Acne in Women
Teenagers are more likely to get acne than any other age group, but the American Academy of Dermatology states that acne isn't strictly an adolescent complaint. In a July 2009 report, the AAD noted that more than half of women between the ages of 20 and 29 are affected by acne. Acne in women is more likely to persist past the teen years due to hormonal fluctuations that continue for a large part of a woman's life.
Acne and Women
The majority of girls will get acne at some point in their lives; the AAD indicates that almost 100 percent of those between 12 and 17 will experience some type of acne lesion, be it the occasional whitehead, blackhead or pimple. But acne affects girls differently than boys. While boys are more likely to get a severe, lingering form of acne, young women more frequently get pimples at times that are linked to fluctuations in their hormones, such as before menstruation. Hormonal changes and fluctuations don't stop once a girl exits puberty; acne can be caused not only by menstruation, but by other life events, such as pregnancy and menopause.
A 2007 survey completed by the University of Alabama at Birmingham School of Medicine studied the prevalence of persistent acne--acne that doesn't subside after the teen years--as well as adult-onset acne. According to "Science Daily," which cited the results of the study, researchers concluded that while adults of both sexes weren't entirely immune to acne, women were more susceptible. Almost 51 percent of women reported experiencing acne in their 20s, and around 35 percent indicated they had acne in their 30s. Twenty-six percent of women noted acne in their 40s. The prevalence of acne dropped considerably among women in their 50s, with only 15 percent reporting that they experienced acne.
Hormones known as androgens are a dominant factor that causes acne in women, as these spur excess sebum production in the skin. The AAD states that acne lesions are typically noted on the lower part of the face, such as the jawline and upper neck. Resistance to oral antibiotics and other acne medications may necessitate hormonal therapy in the form of oral contraceptives. Sometimes birth control pills are used in conjunction with androgen-inhibiting drugs. However, hormonal therapy isn't appropriate for all women with acne due to the side-effects of oral contraceptivesfor some women, such as those over the age of 35, those who smoke or women who have a history of hypertension or clotting disorders. The AAD points out that women who wish to take oral contraceptives to curb acne should be vetted carefully by a dermatologist.

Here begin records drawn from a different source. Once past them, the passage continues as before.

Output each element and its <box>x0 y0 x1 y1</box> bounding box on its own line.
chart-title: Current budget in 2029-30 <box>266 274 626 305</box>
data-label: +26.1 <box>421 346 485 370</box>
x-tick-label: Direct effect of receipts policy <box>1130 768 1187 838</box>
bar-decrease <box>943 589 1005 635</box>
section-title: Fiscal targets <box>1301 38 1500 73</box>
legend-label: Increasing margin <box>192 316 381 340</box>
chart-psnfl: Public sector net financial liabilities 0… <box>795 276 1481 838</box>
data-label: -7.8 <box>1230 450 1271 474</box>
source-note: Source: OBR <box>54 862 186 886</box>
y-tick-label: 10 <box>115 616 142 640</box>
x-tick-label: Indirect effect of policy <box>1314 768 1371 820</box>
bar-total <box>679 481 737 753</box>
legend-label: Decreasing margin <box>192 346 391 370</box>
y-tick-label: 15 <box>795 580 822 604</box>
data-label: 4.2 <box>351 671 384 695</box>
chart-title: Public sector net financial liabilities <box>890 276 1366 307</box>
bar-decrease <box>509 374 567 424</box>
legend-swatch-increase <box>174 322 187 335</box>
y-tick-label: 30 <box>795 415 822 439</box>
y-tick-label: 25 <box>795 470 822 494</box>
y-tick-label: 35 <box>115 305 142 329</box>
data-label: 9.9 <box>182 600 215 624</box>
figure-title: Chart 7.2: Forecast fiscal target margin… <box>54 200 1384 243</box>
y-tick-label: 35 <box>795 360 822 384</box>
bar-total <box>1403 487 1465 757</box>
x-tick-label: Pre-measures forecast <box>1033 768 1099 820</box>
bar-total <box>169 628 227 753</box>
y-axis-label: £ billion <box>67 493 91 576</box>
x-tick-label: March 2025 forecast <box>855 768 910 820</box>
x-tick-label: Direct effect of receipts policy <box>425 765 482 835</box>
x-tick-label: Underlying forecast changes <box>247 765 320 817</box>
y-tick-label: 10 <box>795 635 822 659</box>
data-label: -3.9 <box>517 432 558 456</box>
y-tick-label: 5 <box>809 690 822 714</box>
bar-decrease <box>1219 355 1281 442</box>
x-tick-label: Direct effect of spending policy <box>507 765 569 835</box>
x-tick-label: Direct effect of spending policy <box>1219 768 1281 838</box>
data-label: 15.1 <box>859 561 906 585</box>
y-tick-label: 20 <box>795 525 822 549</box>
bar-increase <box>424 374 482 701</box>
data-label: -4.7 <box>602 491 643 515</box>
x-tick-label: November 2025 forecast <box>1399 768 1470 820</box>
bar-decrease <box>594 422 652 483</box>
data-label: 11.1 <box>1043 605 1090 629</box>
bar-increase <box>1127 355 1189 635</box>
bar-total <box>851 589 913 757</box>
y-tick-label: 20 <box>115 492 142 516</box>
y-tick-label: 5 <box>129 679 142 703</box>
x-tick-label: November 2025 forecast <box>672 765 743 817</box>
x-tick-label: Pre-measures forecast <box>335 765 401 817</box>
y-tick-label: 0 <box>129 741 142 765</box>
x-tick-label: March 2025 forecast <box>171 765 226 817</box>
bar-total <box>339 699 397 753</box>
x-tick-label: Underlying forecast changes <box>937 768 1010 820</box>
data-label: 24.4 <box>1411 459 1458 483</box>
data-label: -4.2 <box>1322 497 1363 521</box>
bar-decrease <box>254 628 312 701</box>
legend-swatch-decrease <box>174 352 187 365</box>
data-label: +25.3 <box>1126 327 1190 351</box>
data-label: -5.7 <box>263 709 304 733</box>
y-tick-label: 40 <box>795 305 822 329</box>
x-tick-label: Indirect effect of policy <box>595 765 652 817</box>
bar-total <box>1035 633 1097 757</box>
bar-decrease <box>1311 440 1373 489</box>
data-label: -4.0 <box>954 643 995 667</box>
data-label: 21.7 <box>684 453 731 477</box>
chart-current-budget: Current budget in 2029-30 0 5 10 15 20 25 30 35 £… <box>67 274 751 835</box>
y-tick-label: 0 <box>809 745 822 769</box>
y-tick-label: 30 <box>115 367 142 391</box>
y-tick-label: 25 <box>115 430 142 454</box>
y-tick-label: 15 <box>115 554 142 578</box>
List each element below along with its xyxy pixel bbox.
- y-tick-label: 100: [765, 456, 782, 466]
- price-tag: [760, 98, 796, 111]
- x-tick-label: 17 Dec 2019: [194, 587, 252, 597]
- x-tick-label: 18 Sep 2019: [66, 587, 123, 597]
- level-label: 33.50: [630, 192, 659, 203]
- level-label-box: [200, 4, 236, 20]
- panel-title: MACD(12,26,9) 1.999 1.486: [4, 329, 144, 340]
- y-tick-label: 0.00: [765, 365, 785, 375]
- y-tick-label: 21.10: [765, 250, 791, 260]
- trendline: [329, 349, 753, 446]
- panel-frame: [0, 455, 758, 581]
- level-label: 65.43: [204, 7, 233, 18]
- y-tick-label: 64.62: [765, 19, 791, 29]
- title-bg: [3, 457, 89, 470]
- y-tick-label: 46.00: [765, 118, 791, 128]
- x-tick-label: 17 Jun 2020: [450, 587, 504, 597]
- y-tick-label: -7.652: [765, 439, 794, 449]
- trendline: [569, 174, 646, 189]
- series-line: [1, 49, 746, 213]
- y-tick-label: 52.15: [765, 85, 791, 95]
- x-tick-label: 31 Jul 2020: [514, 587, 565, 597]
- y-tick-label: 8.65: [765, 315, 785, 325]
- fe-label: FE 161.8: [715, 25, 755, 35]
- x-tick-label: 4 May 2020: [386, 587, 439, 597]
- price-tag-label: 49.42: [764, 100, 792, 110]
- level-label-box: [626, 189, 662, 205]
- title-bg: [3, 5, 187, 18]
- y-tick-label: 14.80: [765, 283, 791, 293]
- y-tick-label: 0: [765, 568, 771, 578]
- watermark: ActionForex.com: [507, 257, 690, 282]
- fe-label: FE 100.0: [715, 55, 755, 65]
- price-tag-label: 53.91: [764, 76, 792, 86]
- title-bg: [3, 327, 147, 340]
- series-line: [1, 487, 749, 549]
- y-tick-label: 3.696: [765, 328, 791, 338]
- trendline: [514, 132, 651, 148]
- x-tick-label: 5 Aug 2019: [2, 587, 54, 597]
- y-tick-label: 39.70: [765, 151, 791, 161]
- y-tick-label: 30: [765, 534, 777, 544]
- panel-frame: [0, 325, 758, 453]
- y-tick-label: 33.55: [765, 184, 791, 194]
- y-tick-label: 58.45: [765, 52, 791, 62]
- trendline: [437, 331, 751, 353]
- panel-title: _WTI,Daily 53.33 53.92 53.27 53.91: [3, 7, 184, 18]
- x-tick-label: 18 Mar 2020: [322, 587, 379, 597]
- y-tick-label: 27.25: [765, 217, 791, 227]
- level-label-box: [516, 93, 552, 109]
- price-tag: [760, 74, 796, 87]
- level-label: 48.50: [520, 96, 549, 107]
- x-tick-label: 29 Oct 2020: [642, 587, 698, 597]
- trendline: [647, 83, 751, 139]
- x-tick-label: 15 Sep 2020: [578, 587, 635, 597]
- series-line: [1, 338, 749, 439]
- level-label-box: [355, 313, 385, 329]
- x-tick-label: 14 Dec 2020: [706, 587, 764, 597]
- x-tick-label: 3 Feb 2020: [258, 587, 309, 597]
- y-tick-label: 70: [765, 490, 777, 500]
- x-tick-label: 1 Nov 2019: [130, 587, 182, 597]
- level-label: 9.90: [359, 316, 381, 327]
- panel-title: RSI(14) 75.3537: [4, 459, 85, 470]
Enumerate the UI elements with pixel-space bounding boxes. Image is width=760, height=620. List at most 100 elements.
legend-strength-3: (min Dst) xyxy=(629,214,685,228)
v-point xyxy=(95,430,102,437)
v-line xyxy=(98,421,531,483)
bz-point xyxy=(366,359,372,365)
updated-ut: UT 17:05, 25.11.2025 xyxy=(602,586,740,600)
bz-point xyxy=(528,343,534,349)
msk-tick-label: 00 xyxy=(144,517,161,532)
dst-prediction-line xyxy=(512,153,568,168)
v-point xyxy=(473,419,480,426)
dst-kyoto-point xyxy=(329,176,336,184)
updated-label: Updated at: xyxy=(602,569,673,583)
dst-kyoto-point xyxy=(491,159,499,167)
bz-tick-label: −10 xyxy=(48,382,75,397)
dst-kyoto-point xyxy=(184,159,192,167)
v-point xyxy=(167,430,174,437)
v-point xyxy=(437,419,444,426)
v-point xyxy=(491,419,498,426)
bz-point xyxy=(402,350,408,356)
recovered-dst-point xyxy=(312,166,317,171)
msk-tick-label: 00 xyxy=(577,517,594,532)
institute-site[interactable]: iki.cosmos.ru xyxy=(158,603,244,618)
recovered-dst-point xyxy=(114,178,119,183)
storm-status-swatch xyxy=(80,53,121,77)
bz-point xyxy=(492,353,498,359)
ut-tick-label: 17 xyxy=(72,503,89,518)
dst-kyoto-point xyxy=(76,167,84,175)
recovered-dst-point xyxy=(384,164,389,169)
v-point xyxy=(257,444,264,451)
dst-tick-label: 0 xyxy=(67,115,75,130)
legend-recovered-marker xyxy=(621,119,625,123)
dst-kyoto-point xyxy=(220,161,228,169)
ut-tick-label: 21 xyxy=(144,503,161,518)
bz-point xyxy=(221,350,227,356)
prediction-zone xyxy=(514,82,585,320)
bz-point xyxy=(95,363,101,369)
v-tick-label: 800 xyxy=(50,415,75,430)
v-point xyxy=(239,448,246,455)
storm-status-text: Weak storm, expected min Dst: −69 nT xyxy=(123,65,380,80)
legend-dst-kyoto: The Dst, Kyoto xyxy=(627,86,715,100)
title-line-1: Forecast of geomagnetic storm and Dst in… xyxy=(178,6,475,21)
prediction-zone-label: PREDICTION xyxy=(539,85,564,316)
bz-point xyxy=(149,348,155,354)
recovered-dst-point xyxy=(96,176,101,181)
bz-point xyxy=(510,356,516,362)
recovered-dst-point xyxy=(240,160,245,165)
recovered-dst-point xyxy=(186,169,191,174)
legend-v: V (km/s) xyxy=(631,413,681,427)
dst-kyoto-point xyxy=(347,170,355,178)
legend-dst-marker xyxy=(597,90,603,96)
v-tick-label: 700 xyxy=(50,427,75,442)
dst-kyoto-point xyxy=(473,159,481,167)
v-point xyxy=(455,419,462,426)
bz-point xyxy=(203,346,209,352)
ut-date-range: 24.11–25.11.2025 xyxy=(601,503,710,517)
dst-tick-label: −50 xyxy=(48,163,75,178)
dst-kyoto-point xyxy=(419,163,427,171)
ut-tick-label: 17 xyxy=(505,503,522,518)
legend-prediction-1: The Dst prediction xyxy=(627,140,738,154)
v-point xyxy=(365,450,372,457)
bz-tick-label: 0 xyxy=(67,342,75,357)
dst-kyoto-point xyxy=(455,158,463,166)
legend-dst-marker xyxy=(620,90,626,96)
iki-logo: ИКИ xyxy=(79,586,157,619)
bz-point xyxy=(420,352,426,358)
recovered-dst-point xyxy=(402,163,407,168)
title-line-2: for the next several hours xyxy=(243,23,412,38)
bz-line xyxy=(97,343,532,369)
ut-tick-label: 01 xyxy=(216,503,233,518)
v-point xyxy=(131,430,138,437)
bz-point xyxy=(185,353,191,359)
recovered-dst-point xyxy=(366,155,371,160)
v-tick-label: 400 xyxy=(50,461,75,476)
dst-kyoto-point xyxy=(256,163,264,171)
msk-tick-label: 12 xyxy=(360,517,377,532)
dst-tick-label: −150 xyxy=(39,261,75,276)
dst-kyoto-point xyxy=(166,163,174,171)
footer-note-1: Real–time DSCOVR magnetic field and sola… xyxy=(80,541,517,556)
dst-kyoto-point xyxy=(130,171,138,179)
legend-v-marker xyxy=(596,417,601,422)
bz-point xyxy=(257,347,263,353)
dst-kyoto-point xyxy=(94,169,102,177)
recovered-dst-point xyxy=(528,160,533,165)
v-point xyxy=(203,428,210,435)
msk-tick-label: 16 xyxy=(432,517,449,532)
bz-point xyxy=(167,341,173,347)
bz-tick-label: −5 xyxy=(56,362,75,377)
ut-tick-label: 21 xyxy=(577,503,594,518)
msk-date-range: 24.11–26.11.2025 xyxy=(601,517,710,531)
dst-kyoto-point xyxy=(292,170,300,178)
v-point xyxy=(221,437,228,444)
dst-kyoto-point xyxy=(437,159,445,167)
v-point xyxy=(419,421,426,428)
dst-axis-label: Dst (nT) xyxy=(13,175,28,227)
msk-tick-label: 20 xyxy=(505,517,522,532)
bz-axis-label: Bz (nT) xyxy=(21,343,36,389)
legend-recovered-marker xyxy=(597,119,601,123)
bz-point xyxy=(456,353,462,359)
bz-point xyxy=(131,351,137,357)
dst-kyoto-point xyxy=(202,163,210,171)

There are a number of other treatments for hormonal acne. The AAD cites some of these as use of topical medications, such as retinoids and antimicrobials, as well as oral antibiotics. In cases of severe, cystic acne, an oral medication called isotretinoin may be recommended, if appropriate. The Mayo Clinic cautions that this medication, which is taken daily for 16 to 20 weeks, causes birth defects in developing fetuses. Therefore, it is given to women of child-bearing age only after stringent precautions are taken. Women must use two forms of birth control while taking isotretinoin, undergo routine pregnancy testing and enroll in the U.S. Food & Drug Administration's iPLEDGE program.
Acne in women may be a sign of a medical condition, especially if the acne is accompanied by excessive facial hair or thinning hair on the scalp, notes the AAD. Two common conditions, polycystic ovaries and adrenal hyperplasia, result in higher than normal androgen levels. Moreover, these conditions can cause irregular menstrual periods, obesity, diabetes and infertility. The AAD stresses the importance of seeking a medical consultation if other symptoms are present in addition to acne.